Implement this directly if you don't want the BaseMonitor lifecycle scaffolding.

IMetricFactory — metric creation

interface IMetricFactory {
  counter(opts: ICounterOpts): ICounter;
  gauge(opts: IGaugeOpts): IGauge;
  histogram(opts: IHistogramOpts): IHistogram;
}

Available through ctx.metrics inside onRegister. Never import prom-client directly in your monitors — use this factory so the backend remains swappable.


Built-in monitors

Monitor Factory Tier Peer dep Key metrics
ProcessMonitor processMonitor() tier1 nodejs_heap_space_used_bytes, nodejs_rss_bytes, nodejs_heap_used_vs_total_ratio, nodejs_gc_runs_total, nodejs_gc_pause_seconds, nodejs_event_loop_lag_seconds, nodejs_event_loop_utilization_ratio, nodejs_active_handles
EventLoopMonitor eventLoopMonitor() tier2 nodejs_eventloop_time_share_ratio, nodejs_eventloop_time_seconds_total, nodejs_async_resource_active, nodejs_async_resource_created_total
HttpQueueMonitor httpQueueMonitor({ app }) tier1 express http_request_queue_depth, http_request_queue_seconds, http_active_requests
MongoMonitor mongoMonitor({ mongoose }) tier2 mongoose mongodb_op_seconds, mongodb_op_errors_total
KafkaMonitor kafkaMonitor({ consumer }) tier1 kafkajs kafka_consumer_lag, kafka_consumer_batch_size, kafka_consumer_batch_seconds, kafka_consumer_messages_total, kafka_consumer_errors_total
ExternalCallMonitor externalCallMonitor({ axios }) tier2 axios external_http_seconds, external_http_total, external_http_errors_total
LoggerMonitor loggerMonitor({ provider }) tier1 logger_queue_depth, logger_dropped_total, logger_enqueue_rate*

*logger_enqueue_rate is only emitted when the provider implements getEnqueueRate().
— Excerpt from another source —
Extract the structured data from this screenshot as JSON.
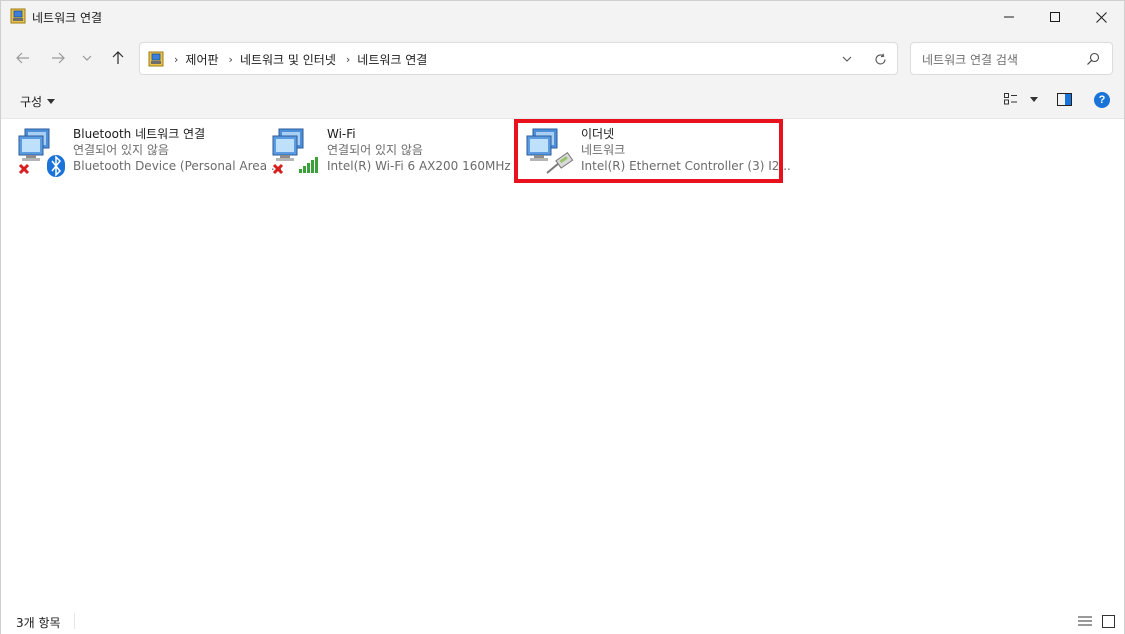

For the full metric catalog including label names, types, and bucket definitions, see [docs/metrics.md](docs/metrics.md).


Tiered monitoring

deepscope uses a two-tier model so you can keep production overhead low and escalate instrumentation depth only when needed.

Tier 1 — always-on

Tier 1 monitors run continuously. They are designed to be cheap: polling intervals are coarse, they use perf_hooks and process.memoryUsage() rather than async hooks, and they do not intercept every operation. These are the metrics you leave on in production at all times.

Tier 2 — togglable

Tier 2 monitors add per-operation granularity: Mongoose per-collection query timing, Axios per-host call latency, and async_hooks-based event-loop attribution by subsystem. These have higher overhead and are intended to be enabled on-demand — either when an incident is in progress, or in non-production environments.

Switching tiers

// At construction time (default is 'tier1')
const scope = new Deepscope({ registry, serviceName: 'svc', tier: 'tier2' }).use(...).start();

// At runtime — programmatic
scope.setTier('tier2');  // enables tier2 monitors
scope.setTier('tier1');  // stops tier2 monitors

// At runtime — via debug endpoint (see below)
// POST http://127.0.0.1:9091/tier?value=tier2

Tier transitions are safe to call while the process is under load. Tier 2 monitors are stopped cleanly (listeners detached) when you downgrade back to tier 1.


Debug endpoint

The debug endpoint is off by default. Enable it explicitly:

scope.enableDebugEndpoint({ port: 9091 });           // binds to 127.0.0.1 by default
scope.enableDebugEndpoint({ port: 9091, host: '0.0.0.0' }); // explicit external bind

The endpoint runs in a worker thread so it remains responsive even when the main thread is under load — which is exactly the scenario where you need it most.

Routes

Method Path Description
GET /healthz Returns ok. Use to confirm the worker is alive.
GET /heap Triggers a V8 heap snapshot on the main thread and streams the .heapsnapshot file as a download. Allow up to 2 minutes.
POST /cpu?ms=<duration> Runs a CPU profile for ms milliseconds (default 10 000) and returns the .cpuprofile JSON as a download.
POST /tier?value=<tier> Sets the active tier. value must be tier1 or tier2.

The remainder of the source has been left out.